Currently we only know of five survivors: Nat, Shauna, Taissa, Misty (Christina Ricci) and Travis (now deceased). But that doesn’t mean there weren’t others. It just means we don’t know if there were others. The appearance of the weird symbol, the post cards, the blackmail all suggest that somebody knows a lot more about what happened and who else would know that other than another survivor?
Speaking of Nat and Misty, their relationship takes a turn for the worse when Misty spots a drug dealer selling Nat cocaine via her hidden camera. She races to Nat’s rescue, bursting in on her and snorting up the powder herself to stop Nat from relapsing. Of course, this act of friendship (and Misty’s version of friendship is truly bizarre) also blows her cover. Nat realizes that she’s been spying on her this whole time. Misty, of course, doesn’t see anything wrong with this privacy invasion—she’s never been one to care about that sort of thing—and leaves in a huff.
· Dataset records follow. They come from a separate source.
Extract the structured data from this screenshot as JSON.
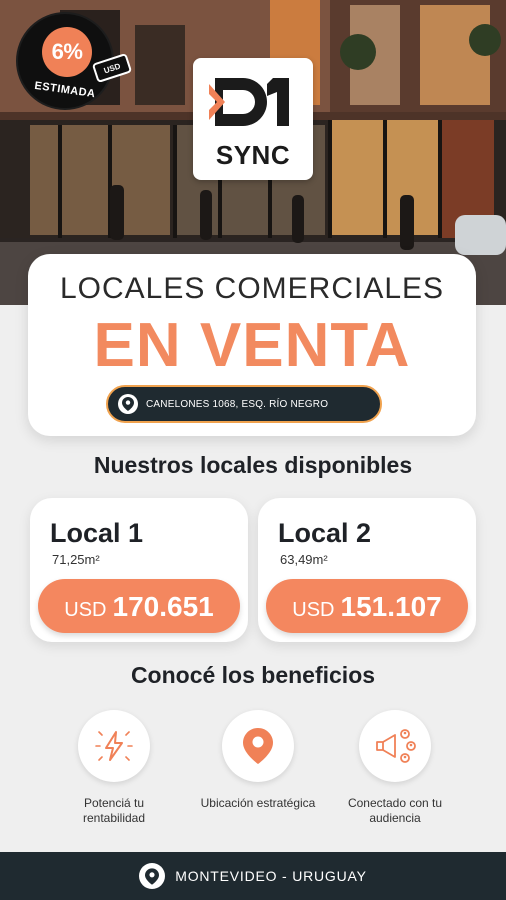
{
  "badge": {
    "percent": "6%",
    "label": "ESTIMADA",
    "tag": "USD"
  },
  "logo": {
    "brand": "SYNC"
  },
  "headline": {
    "top": "LOCALES COMERCIALES",
    "main": "EN VENTA",
    "address": "CANELONES 1068, ESQ. RÍO NEGRO"
  },
  "locales_heading": "Nuestros locales disponibles",
  "locales": [
    {
      "name": "Local 1",
      "area": "71,25m²",
      "currency": "USD",
      "price": "170.651"
    },
    {
      "name": "Local 2",
      "area": "63,49m²",
      "currency": "USD",
      "price": "151.107"
    }
  ],
  "benefits_heading": "Conocé los beneficios",
  "benefits": [
    {
      "label": "Potenciá tu rentabilidad",
      "icon": "lightning-icon"
    },
    {
      "label": "Ubicación estratégica",
      "icon": "location-pin-icon"
    },
    {
      "label": "Conectado con tu audiencia",
      "icon": "megaphone-icon"
    }
  ],
  "footer": {
    "location": "MONTEVIDEO - URUGUAY"
  },
  "colors": {
    "accent": "#f4875f",
    "dark": "#1f2a30",
    "pill_border": "#f0a24e"
  }
}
She returns to her prisoner, Jessica (Rekha Sharma) who threatens to kill her parrot if she doesn’t set her free. Misty calls her bluff, telling her that she’ll just get a new one. But when Jessica starts to wring the bird’s neck, Misty has a full blown meltdown, visibly terrifying Jessica in the process. When the bird flies free, she shouts “I didn’t mean what I said!”
Man, Christina Ricci really inhabits this role. So does Samantha Hanratty as teen Misty.
Lord Of The Yellowjackets
Teen Misty’s absence gives Coach Ben a brief respite from her clingy, creepy affections. It’s enough space for him and teen Nat (Sophie Thatcher) to have a quiet conversation in which she reveals that she knows his secret. Ben is gay—something he’s terrified of coming out (the 1990s being a much more homophobic time than the present). She asks him for some advice about Travis (who lost his nerve instead of his virginity last week) and he reassures her.
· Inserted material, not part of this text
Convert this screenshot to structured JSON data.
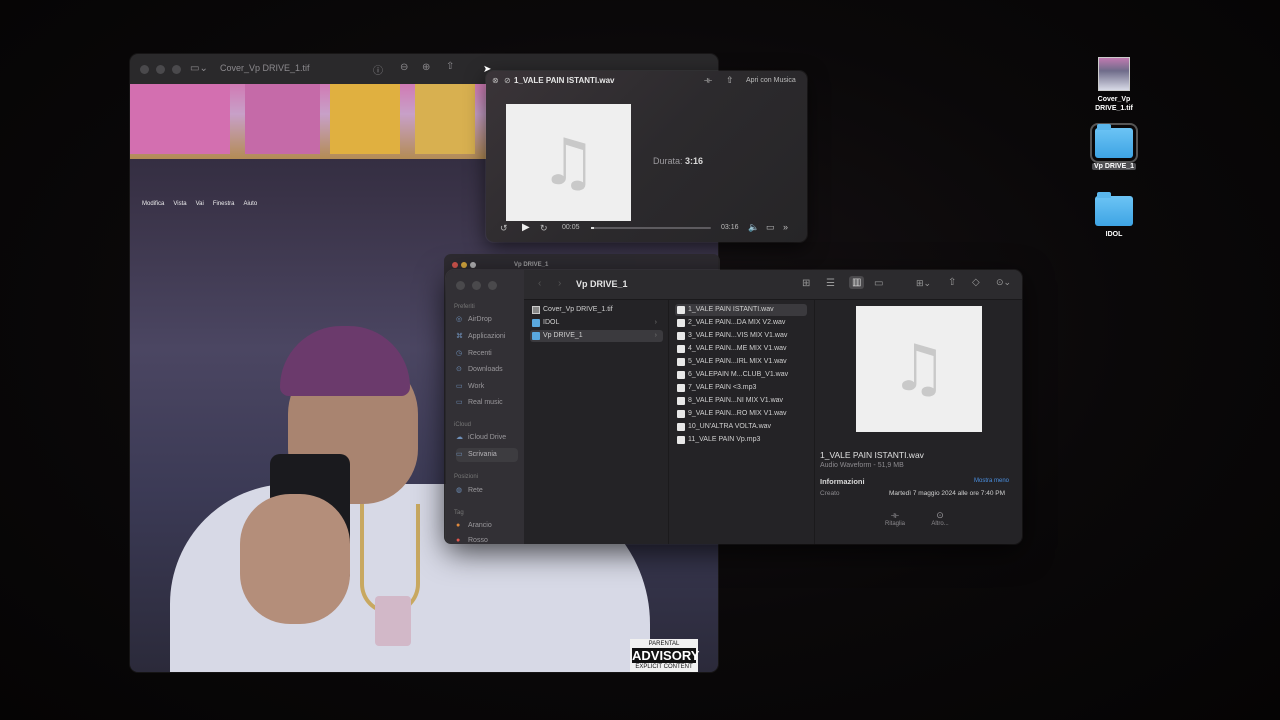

Unfortunately, Travis doesn’t have his own concerns assuaged at all. Instead, a newly hostile teen Jackie (Ella Purnell) is on a vengeance streak after reading teen Shauna’s (Sophie Nélisse) diary and discovering the truth about her boyfriend cheating on her with her best friend. This is why she announces Shauna’s pregnancy to the group and why she tells Travis that Nat slept with one of his bullies.
Jackie, it seems, would like to remedy her own virginity, and the list of candidates is pretty short. If it means breaking up Nat and Travis’s nascent romance, so be it. Jackie’s true nature is coming out now, and it’s a lot darker than we realized. I keep wondering how things go down in the winter, who leads the ring, who starts the girls on their dark path. Could it be Jackie?
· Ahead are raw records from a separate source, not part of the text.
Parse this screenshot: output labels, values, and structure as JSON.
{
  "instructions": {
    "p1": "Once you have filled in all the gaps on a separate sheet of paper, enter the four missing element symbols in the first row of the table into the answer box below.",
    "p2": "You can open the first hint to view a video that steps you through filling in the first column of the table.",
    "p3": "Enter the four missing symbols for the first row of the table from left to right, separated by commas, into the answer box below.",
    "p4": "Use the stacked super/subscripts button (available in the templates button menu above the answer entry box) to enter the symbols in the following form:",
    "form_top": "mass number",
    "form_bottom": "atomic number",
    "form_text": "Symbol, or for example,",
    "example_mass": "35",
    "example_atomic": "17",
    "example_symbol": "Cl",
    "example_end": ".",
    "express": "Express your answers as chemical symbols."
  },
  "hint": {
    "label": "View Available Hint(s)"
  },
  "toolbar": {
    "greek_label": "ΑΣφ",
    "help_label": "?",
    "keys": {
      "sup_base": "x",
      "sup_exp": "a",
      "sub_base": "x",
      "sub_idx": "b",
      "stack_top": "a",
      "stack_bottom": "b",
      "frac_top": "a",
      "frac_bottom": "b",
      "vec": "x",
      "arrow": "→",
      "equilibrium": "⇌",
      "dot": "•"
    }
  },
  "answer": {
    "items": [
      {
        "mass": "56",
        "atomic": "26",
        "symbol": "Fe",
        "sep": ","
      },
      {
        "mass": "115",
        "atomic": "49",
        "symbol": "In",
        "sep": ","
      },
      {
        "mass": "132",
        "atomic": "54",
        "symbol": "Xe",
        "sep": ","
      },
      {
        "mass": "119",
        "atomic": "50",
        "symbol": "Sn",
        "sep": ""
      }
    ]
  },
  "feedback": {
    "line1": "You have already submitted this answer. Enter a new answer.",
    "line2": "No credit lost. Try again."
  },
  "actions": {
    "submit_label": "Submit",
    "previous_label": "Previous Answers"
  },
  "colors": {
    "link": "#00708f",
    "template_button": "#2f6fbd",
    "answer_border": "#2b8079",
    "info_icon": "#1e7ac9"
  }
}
Either way, this Lost meets Lord of the Flies drama remains entirely compelling, tense and provocative. The dread oozes out of every narrative pore. There are still so many mysteries to untangle. What’s up with the man with no eyes? What else has Tai done when sleepwalking? Who is behind the post cards and blackmail? What else has Misty done? Who is Adam?
Yellowjackets does a great job making us want to know more, dangling clues and misdirection in equal measure. It’s fun. It’s nothing like Westworld but I’m enjoying it for a lot of the same reasons.
Scattered thoughts:
- What if Adam didn’t leave the glitter on the carpet? What if it was Shauna’s husband, Jeff? We know he’s not trustworthy (not that she is, either) but could it be more than just an affair? This could mean that Adam is just . . . actually a guy who likes Shauna and nothing more. Misdirection. (Or they’re working together).
- Then again, what if Adam Martin is actually . . . Adam Martinez? Could he be a secret half-brother of Travis’s? But then why go to Shauna instead of Nat directly?
- Nat is ruthless. Blackmailing her old NA sponsor to get Travis’s bank records is stone cold. Juliette Lewis is perfect in this role. That moment she sees the coke on the floor, oh my. The whole cast is terrific.